Sur la demande de remise de dette :

12. Si Mme D présente des conclusions à fin de remise totale de la dette, il ne résulte pas de l'instruction qu'elle aurait formulé une telle demande auprès de la caisse d'allocations familiales de l'Essonne, préalablement à la saisine du juge. Il n'appartient pas au juge administratif d'accorder directement une remise de dette, toutefois le présent jugement ne fait pas obstacle à ce que Mme D présente une telle demande devant les services de la Caisse d'allocations familiales.

13. Il résulte de tout ce qui précède que les conclusions à fin d'annulation de la décision du 29 avril 2021 du président du conseil départemental de l'Essonne doivent être rejetées, ainsi que, par voie de conséquence, les conclusions à fin de décharge, d'injonction, d'astreinte et tendant à l'application des dispositions de l'article L. 761-1 du code de justice administrative.

D E C I D E :

Article 1 : La requête de M. D est rejetée.

Article 2 : Le présent jugement sera notifié à Mme A D, au département de l'Essonne et à la caisse d'allocation familiales de l'Essonne.

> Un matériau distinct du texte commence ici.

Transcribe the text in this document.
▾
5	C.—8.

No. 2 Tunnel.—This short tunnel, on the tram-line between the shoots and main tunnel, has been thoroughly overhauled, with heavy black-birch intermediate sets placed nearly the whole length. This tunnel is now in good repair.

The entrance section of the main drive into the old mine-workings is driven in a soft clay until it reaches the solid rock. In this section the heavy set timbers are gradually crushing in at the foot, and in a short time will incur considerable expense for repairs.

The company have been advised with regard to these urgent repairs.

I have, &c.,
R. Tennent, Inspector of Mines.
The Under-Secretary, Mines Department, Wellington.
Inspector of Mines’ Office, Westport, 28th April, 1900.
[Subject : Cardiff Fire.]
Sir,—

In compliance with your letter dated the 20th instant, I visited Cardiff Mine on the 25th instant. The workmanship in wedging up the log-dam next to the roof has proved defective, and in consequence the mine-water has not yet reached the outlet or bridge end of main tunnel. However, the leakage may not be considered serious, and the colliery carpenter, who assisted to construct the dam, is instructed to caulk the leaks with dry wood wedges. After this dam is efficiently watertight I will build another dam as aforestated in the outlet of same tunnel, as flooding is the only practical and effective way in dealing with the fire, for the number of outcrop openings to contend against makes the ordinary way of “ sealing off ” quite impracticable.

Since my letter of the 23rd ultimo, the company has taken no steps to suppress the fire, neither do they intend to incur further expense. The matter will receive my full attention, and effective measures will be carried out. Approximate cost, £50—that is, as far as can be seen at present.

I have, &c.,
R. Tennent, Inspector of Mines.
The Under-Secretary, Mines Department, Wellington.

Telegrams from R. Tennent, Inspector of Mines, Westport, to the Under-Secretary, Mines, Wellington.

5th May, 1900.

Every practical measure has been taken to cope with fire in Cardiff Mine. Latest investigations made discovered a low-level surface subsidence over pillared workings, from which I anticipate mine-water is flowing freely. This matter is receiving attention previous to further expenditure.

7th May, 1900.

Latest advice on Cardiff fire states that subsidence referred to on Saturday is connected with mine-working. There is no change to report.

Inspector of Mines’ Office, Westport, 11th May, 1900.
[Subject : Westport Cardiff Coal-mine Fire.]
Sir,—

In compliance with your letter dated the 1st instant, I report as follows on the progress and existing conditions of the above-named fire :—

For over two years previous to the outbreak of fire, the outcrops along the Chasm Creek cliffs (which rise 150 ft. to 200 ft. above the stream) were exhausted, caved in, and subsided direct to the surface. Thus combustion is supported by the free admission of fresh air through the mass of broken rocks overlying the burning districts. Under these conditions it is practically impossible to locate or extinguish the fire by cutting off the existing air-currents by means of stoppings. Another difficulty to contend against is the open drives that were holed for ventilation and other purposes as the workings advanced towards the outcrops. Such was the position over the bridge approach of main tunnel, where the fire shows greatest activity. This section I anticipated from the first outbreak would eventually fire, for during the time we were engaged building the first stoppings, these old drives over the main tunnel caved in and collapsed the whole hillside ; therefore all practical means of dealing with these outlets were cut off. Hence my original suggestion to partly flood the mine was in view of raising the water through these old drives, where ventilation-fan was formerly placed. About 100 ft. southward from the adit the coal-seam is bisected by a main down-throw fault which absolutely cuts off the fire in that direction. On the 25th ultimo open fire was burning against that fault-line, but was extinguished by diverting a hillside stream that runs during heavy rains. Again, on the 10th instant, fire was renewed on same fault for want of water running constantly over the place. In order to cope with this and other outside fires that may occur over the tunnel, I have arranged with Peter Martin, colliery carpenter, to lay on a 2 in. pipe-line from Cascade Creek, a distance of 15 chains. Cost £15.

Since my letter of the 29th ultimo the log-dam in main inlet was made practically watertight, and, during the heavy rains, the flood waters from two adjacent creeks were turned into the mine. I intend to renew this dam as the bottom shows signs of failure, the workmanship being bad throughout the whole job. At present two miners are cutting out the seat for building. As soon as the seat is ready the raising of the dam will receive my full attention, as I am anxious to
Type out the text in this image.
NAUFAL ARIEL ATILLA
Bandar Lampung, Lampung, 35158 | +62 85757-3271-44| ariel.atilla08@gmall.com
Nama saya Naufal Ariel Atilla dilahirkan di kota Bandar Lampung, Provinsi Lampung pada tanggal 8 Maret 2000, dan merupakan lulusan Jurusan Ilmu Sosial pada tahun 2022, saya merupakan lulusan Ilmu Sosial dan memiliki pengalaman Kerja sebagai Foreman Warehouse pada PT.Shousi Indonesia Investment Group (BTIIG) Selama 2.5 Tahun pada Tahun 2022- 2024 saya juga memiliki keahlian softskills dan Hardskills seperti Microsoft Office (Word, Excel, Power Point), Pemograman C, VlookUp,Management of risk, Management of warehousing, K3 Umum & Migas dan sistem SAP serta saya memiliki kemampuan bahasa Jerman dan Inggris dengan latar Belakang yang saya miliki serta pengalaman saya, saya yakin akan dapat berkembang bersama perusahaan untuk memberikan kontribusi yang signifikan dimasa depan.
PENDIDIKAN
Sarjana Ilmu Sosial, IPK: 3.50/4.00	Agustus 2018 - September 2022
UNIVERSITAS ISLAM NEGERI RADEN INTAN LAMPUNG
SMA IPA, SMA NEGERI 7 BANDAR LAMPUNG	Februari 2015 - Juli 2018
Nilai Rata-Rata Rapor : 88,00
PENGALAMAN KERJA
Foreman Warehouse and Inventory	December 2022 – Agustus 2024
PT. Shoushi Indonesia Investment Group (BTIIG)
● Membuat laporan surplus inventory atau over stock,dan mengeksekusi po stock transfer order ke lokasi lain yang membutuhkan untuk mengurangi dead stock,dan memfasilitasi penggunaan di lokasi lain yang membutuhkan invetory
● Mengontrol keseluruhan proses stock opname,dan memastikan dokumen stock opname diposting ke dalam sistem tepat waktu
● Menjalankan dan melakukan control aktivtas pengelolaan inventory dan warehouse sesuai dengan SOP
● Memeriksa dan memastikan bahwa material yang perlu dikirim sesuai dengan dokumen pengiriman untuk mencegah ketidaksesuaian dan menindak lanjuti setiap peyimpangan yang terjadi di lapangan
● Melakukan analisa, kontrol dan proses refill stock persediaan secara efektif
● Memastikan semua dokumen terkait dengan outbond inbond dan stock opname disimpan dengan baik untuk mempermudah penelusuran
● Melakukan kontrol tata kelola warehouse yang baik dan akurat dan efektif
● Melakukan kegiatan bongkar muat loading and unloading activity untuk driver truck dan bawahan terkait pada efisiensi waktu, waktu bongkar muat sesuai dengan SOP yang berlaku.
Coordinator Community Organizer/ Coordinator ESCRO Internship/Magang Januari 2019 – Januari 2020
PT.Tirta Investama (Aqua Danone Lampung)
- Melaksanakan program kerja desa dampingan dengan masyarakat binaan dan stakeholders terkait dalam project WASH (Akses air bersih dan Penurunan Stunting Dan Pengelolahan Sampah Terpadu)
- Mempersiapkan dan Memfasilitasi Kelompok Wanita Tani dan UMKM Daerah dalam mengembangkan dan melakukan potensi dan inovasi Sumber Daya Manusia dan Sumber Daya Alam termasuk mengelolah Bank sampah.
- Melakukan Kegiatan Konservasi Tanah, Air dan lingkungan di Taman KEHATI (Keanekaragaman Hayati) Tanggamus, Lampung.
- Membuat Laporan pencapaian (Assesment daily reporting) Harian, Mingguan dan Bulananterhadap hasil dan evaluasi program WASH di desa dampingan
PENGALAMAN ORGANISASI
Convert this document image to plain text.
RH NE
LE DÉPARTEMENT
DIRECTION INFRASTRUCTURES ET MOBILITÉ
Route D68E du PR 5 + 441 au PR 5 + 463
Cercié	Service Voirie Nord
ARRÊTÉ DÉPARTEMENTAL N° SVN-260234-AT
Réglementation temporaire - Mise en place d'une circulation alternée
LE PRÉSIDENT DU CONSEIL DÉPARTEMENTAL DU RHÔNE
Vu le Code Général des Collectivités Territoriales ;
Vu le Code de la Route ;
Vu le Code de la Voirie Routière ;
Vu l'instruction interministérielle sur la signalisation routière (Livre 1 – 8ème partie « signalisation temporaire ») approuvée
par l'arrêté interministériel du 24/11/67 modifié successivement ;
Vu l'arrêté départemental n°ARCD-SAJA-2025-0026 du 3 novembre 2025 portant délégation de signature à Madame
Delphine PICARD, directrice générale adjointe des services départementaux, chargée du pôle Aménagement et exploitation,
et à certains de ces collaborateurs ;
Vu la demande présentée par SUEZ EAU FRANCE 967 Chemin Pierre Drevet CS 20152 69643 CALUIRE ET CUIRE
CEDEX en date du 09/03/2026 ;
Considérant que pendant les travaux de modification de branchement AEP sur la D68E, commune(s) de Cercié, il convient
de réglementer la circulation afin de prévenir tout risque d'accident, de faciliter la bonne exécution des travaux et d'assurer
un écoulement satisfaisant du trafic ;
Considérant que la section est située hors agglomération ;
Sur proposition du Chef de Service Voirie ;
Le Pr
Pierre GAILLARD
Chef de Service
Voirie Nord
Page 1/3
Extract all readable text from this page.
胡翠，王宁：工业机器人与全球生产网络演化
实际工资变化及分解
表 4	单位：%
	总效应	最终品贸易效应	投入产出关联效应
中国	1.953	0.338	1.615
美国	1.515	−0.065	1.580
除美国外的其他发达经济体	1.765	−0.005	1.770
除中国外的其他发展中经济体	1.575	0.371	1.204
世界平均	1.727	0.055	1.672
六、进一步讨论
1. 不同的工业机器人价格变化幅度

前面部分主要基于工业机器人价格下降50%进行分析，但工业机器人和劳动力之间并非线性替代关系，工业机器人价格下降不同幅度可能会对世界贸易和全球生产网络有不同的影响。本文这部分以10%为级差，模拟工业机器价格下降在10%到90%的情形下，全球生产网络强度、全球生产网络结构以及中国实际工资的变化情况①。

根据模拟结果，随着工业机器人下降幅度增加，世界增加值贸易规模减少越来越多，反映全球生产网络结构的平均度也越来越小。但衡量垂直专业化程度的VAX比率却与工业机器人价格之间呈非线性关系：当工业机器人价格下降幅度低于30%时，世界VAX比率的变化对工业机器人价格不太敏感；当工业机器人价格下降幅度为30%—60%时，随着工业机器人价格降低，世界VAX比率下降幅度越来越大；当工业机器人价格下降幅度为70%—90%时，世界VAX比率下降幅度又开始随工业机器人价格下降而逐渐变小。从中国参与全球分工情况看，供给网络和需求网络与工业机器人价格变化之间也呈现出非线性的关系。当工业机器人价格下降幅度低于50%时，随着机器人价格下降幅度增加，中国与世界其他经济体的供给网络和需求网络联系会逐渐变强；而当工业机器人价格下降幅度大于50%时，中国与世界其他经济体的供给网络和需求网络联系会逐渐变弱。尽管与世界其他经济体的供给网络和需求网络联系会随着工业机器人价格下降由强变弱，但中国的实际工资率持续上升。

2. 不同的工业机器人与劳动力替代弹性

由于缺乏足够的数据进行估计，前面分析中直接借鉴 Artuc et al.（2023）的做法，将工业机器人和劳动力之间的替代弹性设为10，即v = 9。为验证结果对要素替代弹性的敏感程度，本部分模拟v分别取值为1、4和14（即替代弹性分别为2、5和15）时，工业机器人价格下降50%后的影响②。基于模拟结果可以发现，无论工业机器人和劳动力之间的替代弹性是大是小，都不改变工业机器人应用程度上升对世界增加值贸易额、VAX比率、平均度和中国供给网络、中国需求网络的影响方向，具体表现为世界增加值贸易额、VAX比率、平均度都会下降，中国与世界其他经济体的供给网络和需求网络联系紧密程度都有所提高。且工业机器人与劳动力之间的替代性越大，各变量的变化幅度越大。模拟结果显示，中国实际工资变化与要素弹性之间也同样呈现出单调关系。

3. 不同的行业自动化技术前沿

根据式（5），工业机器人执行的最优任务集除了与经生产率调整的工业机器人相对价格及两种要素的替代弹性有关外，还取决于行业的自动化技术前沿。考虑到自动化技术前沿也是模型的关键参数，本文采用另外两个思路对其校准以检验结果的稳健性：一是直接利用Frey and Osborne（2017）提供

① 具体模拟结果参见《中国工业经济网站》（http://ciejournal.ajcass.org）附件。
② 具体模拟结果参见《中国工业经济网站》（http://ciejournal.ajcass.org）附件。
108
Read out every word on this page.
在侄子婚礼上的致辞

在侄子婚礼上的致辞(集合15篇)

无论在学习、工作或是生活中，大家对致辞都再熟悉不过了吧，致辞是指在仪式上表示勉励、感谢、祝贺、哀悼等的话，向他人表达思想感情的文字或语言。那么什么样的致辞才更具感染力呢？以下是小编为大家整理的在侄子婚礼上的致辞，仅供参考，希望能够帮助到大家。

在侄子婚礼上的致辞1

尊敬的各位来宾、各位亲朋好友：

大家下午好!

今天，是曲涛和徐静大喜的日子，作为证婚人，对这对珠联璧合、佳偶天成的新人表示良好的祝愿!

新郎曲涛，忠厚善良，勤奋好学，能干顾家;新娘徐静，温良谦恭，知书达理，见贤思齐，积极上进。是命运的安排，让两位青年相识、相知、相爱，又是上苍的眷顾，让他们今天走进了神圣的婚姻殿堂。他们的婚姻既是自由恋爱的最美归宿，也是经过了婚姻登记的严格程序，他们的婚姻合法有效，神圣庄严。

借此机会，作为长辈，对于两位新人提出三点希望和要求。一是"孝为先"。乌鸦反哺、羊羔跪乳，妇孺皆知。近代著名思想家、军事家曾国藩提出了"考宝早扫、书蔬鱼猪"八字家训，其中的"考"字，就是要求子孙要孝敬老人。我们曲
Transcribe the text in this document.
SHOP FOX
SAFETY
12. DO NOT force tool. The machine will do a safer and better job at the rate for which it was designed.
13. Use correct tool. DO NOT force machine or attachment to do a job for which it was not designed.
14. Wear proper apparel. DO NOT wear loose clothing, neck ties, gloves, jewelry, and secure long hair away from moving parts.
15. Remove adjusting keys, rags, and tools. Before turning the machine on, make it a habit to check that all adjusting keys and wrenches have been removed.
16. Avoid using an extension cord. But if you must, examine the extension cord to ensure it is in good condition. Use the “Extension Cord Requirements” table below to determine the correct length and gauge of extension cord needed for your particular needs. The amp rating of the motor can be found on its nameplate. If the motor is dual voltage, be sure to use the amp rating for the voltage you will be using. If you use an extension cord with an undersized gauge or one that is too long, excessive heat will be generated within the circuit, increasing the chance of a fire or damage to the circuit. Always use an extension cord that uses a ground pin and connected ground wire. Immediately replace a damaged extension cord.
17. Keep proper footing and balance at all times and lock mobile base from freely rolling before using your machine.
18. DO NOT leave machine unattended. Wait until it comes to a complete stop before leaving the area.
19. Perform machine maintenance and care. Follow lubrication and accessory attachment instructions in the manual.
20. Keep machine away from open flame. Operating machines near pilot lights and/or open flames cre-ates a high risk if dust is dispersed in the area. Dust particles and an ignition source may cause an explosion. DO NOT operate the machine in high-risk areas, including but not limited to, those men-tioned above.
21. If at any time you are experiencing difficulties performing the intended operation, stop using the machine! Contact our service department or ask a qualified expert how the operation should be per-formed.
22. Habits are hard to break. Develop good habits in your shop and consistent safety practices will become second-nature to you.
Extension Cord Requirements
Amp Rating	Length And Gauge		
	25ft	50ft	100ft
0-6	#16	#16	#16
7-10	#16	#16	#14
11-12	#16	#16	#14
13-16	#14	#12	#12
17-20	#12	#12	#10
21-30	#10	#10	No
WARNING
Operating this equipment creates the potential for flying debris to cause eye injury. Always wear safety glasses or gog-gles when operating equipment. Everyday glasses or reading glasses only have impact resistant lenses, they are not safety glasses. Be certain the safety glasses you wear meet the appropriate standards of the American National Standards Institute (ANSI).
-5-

Rendu public par mise à disposition au greffe le 14 novembre 2022.

La magistrate désignée,

signé

C. C La greffière,

signé

B. Dalla Guarda

La République mande et ordonne au préfet de l'Essonne en ce qui le concerne ou à tous commissaires de justice à ce requis en ce qui concerne les voies de droit commun, contre les parties privées, de pourvoir à l'exécution de la présente décision.